There are numerous treatment options that suit the various problems that can be found. Here we mention the most important and most common treatments.
4.1 Hormone treatment
If a hormone abnormality has been detected in the woman, she can be treated with hormones to regulate the cycle and induce ovulation. This treatment is called ovulation induction. If the woman does not ovulate, the first choice is usually clomiphene, which is taken in tablet form. The doctor then follows the ultrasound cycle to view the effect of the treatment. Men are rarely treated with hormones. Of hormone treatment in men is not certain whether the treatment has resulted. The endocrinologist is the specialist in the field of hormones, which will be switched on if the problem with the hormones turns out to be more complicated. In most cases, the treatment will be done by a fertility doctor or gynecologist. Hormones can be administered in tablet form, injections or via a hormone pump
The abbreviation KI stands for Artificial Insemination. In this term we mainly think of self-insemination (with or without donor seed) with the aid of a syringe without a needle. At KI, the sperm is injected high into the sheath.

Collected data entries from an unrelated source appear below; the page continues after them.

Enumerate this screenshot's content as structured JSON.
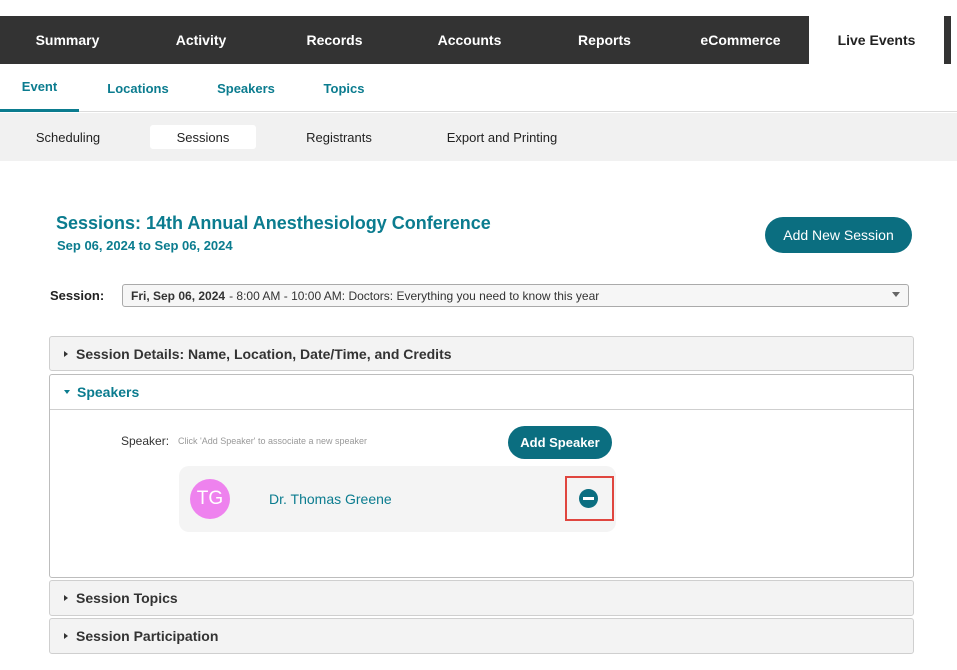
{
  "top_nav": {
    "tabs": [
      {
        "label": "Summary"
      },
      {
        "label": "Activity"
      },
      {
        "label": "Records"
      },
      {
        "label": "Accounts"
      },
      {
        "label": "Reports"
      },
      {
        "label": "eCommerce"
      },
      {
        "label": "Live Events",
        "active": true
      }
    ]
  },
  "sub_nav": {
    "tabs": [
      {
        "label": "Event",
        "active": true
      },
      {
        "label": "Locations"
      },
      {
        "label": "Speakers"
      },
      {
        "label": "Topics"
      }
    ]
  },
  "third_nav": {
    "tabs": [
      {
        "label": "Scheduling"
      },
      {
        "label": "Sessions",
        "active": true
      },
      {
        "label": "Registrants"
      },
      {
        "label": "Export and Printing"
      }
    ]
  },
  "page": {
    "title": "Sessions: 14th Annual Anesthesiology Conference",
    "dates": "Sep 06, 2024 to Sep 06, 2024",
    "add_session_label": "Add New Session"
  },
  "session_select": {
    "label": "Session:",
    "selected_date": "Fri, Sep 06, 2024",
    "selected_rest": " - 8:00 AM - 10:00 AM: Doctors: Everything you need to know this year"
  },
  "panels": {
    "details": {
      "title": "Session Details: Name, Location, Date/Time, and Credits"
    },
    "speakers": {
      "title": "Speakers",
      "speaker_label": "Speaker:",
      "hint": "Click 'Add Speaker' to associate a new speaker",
      "add_speaker_label": "Add Speaker",
      "items": [
        {
          "initials": "TG",
          "name": "Dr. Thomas Greene",
          "avatar_color": "#ee82ee"
        }
      ]
    },
    "topics": {
      "title": "Session Topics"
    },
    "participation": {
      "title": "Session Participation"
    }
  },
  "colors": {
    "accent": "#0b7c8f",
    "button": "#0b6e80",
    "topbar": "#333333",
    "highlight": "#e0463f"
  },
  "icons": [
    "remove-icon",
    "caret-down-icon",
    "chevron-right-icon",
    "chevron-down-icon"
  ]
}
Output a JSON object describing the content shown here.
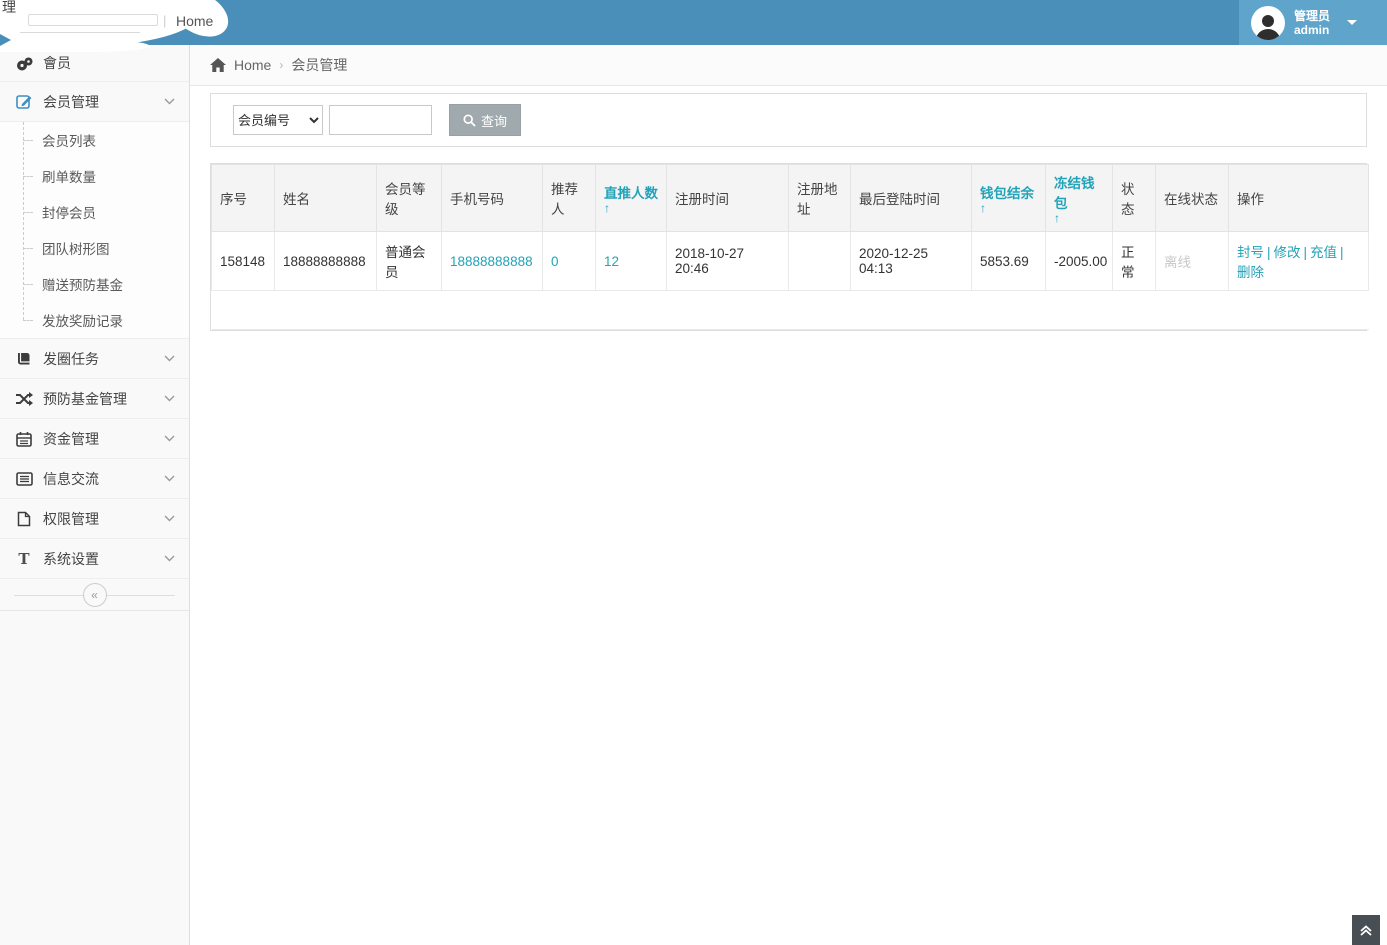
{
  "colors": {
    "topbar": "#4a8fb9",
    "topbar_light": "#5fa4cb",
    "accent_teal": "#23a3b8",
    "button_gray": "#a0a9ae"
  },
  "topbar": {
    "home_tab": "Home",
    "tab_separator": "|",
    "corner_fragment": "理",
    "admin": {
      "role": "管理员",
      "name": "admin"
    }
  },
  "breadcrumb": {
    "home": "Home",
    "separator": "›",
    "current": "会员管理"
  },
  "search": {
    "field_select": "会员编号",
    "input_value": "",
    "button_label": "查询"
  },
  "sidebar": {
    "items": [
      {
        "label": "會员"
      },
      {
        "label": "会员管理",
        "children": [
          "会员列表",
          "刷单数量",
          "封停会员",
          "团队树形图",
          "赠送预防基金",
          "发放奖励记录"
        ]
      },
      {
        "label": "发圈任务"
      },
      {
        "label": "预防基金管理"
      },
      {
        "label": "资金管理"
      },
      {
        "label": "信息交流"
      },
      {
        "label": "权限管理"
      },
      {
        "label": "系统设置"
      }
    ],
    "collapse_glyph": "«"
  },
  "table": {
    "sort_arrow": "↑",
    "columns": [
      {
        "label": "序号"
      },
      {
        "label": "姓名"
      },
      {
        "label": "会员等级"
      },
      {
        "label": "手机号码"
      },
      {
        "label": "推荐人"
      },
      {
        "label": "直推人数",
        "sortable": true
      },
      {
        "label": "注册时间"
      },
      {
        "label": "注册地址"
      },
      {
        "label": "最后登陆时间"
      },
      {
        "label": "钱包结余",
        "sortable": true
      },
      {
        "label": "冻结钱包",
        "sortable": true
      },
      {
        "label": "状态"
      },
      {
        "label": "在线状态"
      },
      {
        "label": "操作"
      }
    ],
    "action_separator": "|",
    "rows": [
      {
        "seq": "158148",
        "name": "18888888888",
        "level": "普通会员",
        "phone": "18888888888",
        "referrer": "0",
        "direct_count": "12",
        "reg_time": "2018-10-27 20:46",
        "reg_address": "",
        "last_login": "2020-12-25 04:13",
        "wallet_balance": "5853.69",
        "frozen_wallet": "-2005.00",
        "status": "正常",
        "online_status": "离线",
        "actions": [
          "封号",
          "修改",
          "充值",
          "删除"
        ]
      }
    ]
  }
}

The insemination treatment that is performed in the hospital is called Intra Uterine Insemination (abbreviated to IUI). Intra Uterien means ‘in the womb’. At IUI, the seed is first pre-processed in the laboratory – also called reprocessed. This is necessary because the sperm cells normally undergo a biochemical change in the cervical mucus (capacitation). This biochemical change is necessary for the seed to fertilize the egg cell. In addition, the most mobile sperm cells are also directly separated from the rest. IUI is often the first treatment that a gynecologist proposes. Usually when there is reduced fertility of the man and with ‘hostile’ cervical mucus (the mucus on the inside of the cervix). IUI can be performed on the woman with or without hormone stimulation. This depends on various factors. The disadvantage of hormone stimulation is that several eggs can mature simultaneously with a greater chance of multiple births. It is therefore important that hormone stimulation is well controlled in order to prevent the formation of very many egg vibes. This may result in overstimulation, which not only leads to the risk of a (large) multiple pregnancies, but also to extra medical care and should, therefore, be avoided.